As senior leaders and key business figures gather at the World Economic Forum in Jordan this week, a thought should be spared for Hanan who lives the ideals they champion. Her work should resonate at their meeting, which seeks to “stimulate entrepreneurship” and map out a path to an “inclusive economic transformation.”
In July 2014, violence engulfed Hanan’s home and business. She fled in fear of her life and, after two years of living hand to mouth with her family, moved back into her house which had been damaged and completely looted. Hanan immediately set to work rebuilding and obtained her first loan from the United Nations Relief and World Agency (UNRWA) in 2016. That added to Hanan’s working capital; she expanded her product base increasing income and is now looking to take her business to another level of expansion and brand recognition.
According to the Syrian Centre for Policy Research, the conflict has inflicted 254.7 billion US dollars in cumulative economic losses on Syria since 2011. In 2015 alone GDP loss was 49.7 billion US dollars. As a result of the economic collapse, more than eighty-five percent of Syrians were living in poverty by the end of 2015, with more than sixty-nine percent of the population barely surviving in extreme poverty. Nearly three million jobs have been lost, and unemployment is now over fifty percent.
With recent donor funding, in particular one million US dollars from the European Union, we have expanded our micro finance outreach. Always searching for new openings, we have been actively mapping new locations of internally displaced people to reach the Palestine refugees we serve and to deliver loan products where market opportunities open up. Al-Huseniya near Damascus is a good illustration.
The town’s inhabitants fled when armed groups seized it, but in the second half of 2015 people began to return after insurgents were driven out. With the improved security situation and the return of Palestine refugees, UNRWA dispatched two micro finance specialists to al-Huseniya.
Within a year, dozens of business plans were vetted, market risks were assessed, and one hundred loans were issued, helping to secure a better standard of living for returning refugees; enabling them to generate income, repair and furnish their homes, lifting themselves and their families out of the poverty trap and away from aid dependency. Across Syria, UNRWA’s Micro Finance Department disbursed a staggering 9,520 loans in 2016, worth nearly two million dollars. We can build on this track record and expand with the support of donors and partners.

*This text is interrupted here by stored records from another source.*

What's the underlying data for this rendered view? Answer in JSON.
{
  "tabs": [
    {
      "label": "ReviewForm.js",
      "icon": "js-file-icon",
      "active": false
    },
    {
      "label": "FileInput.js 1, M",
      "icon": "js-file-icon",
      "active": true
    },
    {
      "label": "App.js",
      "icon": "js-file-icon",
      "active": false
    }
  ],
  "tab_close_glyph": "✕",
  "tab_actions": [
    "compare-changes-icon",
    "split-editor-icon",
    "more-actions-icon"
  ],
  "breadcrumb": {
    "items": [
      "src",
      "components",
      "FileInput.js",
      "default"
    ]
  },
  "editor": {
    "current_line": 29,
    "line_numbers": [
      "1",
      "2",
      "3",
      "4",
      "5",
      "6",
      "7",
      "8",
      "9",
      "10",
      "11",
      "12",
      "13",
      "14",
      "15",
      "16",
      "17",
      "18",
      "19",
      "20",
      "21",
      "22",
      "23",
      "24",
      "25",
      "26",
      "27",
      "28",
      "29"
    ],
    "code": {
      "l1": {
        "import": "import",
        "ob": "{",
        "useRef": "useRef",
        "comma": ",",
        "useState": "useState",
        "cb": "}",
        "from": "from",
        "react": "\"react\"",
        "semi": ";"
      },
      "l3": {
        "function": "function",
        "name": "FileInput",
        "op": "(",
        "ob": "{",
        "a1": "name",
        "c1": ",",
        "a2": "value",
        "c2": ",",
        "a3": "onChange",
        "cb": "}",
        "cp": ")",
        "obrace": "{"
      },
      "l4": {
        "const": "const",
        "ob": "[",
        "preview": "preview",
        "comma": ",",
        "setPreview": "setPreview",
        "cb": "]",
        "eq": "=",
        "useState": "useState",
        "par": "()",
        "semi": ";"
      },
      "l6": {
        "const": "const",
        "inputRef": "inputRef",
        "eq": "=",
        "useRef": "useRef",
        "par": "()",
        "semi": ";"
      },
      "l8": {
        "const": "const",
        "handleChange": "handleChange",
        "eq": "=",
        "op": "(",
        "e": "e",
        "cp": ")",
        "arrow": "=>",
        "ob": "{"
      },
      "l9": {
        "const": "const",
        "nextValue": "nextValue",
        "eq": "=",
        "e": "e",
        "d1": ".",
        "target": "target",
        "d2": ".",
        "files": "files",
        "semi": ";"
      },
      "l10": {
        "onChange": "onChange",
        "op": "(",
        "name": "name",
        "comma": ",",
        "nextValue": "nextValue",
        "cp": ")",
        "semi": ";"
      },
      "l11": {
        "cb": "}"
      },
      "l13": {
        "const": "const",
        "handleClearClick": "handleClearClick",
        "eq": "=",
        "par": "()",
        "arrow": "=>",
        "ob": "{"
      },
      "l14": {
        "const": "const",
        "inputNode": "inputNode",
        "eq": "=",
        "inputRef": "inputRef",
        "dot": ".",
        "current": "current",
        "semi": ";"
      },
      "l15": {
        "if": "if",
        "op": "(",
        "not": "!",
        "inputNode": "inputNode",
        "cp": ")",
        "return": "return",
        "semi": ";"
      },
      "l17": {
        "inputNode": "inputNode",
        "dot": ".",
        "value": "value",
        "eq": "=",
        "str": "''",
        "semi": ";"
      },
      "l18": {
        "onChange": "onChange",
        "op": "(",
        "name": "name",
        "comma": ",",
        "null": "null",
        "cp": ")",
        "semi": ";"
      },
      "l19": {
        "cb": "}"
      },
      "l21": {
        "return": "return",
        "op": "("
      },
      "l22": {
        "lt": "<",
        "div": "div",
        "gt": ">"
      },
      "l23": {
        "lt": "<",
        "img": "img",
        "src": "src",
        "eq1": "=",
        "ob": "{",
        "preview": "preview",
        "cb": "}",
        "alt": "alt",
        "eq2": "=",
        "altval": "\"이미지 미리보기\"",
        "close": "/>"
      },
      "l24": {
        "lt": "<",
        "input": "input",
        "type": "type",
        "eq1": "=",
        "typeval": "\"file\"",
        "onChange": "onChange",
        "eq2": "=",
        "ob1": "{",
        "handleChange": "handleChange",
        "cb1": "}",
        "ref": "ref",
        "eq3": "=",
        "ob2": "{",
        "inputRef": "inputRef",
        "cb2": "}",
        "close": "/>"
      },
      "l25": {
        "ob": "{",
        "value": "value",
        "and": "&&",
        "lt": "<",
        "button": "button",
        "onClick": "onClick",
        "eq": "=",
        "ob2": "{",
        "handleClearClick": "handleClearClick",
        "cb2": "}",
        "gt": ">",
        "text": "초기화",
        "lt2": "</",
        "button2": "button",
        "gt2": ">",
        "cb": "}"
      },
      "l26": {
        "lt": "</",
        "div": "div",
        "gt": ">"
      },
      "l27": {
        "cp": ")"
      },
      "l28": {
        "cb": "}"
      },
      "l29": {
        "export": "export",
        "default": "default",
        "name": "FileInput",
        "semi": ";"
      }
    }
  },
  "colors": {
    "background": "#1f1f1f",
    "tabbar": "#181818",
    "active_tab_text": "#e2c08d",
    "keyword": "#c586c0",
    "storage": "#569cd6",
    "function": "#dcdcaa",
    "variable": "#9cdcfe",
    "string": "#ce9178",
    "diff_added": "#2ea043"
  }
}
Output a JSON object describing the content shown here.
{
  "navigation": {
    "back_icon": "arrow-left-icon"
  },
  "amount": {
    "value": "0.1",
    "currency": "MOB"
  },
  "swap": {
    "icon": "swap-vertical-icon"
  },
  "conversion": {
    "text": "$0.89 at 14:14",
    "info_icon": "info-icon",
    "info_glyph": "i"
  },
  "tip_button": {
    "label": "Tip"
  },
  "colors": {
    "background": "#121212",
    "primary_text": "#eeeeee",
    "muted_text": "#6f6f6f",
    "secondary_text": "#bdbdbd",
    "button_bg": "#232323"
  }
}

I pay tribute to UNRWA staff who have achieved this against the odds. During the Syria conflict, the majority of UNRWA’s microfinance offices have been damaged. Moreover, the war has significantly affected our microfinance staff and their families. Prior to the conflict, we had 130 staff in six offices across the country. The majority were from the now devastated Yarmouk refugee camp in Damascus, where our largest microfinance office had been situated.
Over half of our microfinance staff have fled the country, and a third have been displaced. Against the odds, we seek to retain staff as circumstances allow and have reassigned personnel to new branches as opportunities have been found.
Our loans have also developed flexibly in response to the evolving conflict. There are currently five products that respond to the deepening emergency situations in Syria and help Palestine refugees re-build their houses and maintain stable incomes for themselves and extended families; no small achievement as war rages relentlessly in the country.
UNRWA’s micro finance work is a rare but significant example of hope in the country. As leaders at the World Economic Forum strive to shape innovative, flexible, and inclusive responses to the most traumatic conflict of our age, I hope they might find Hanan’s story revealing, instructive and perhaps even inspiring. She is an extraordinary young woman who, in the face of untold adversity, is bravely transforming her community from within, one business plan at a time, which is what the World Economic Forum, at its best, is striving to achieve.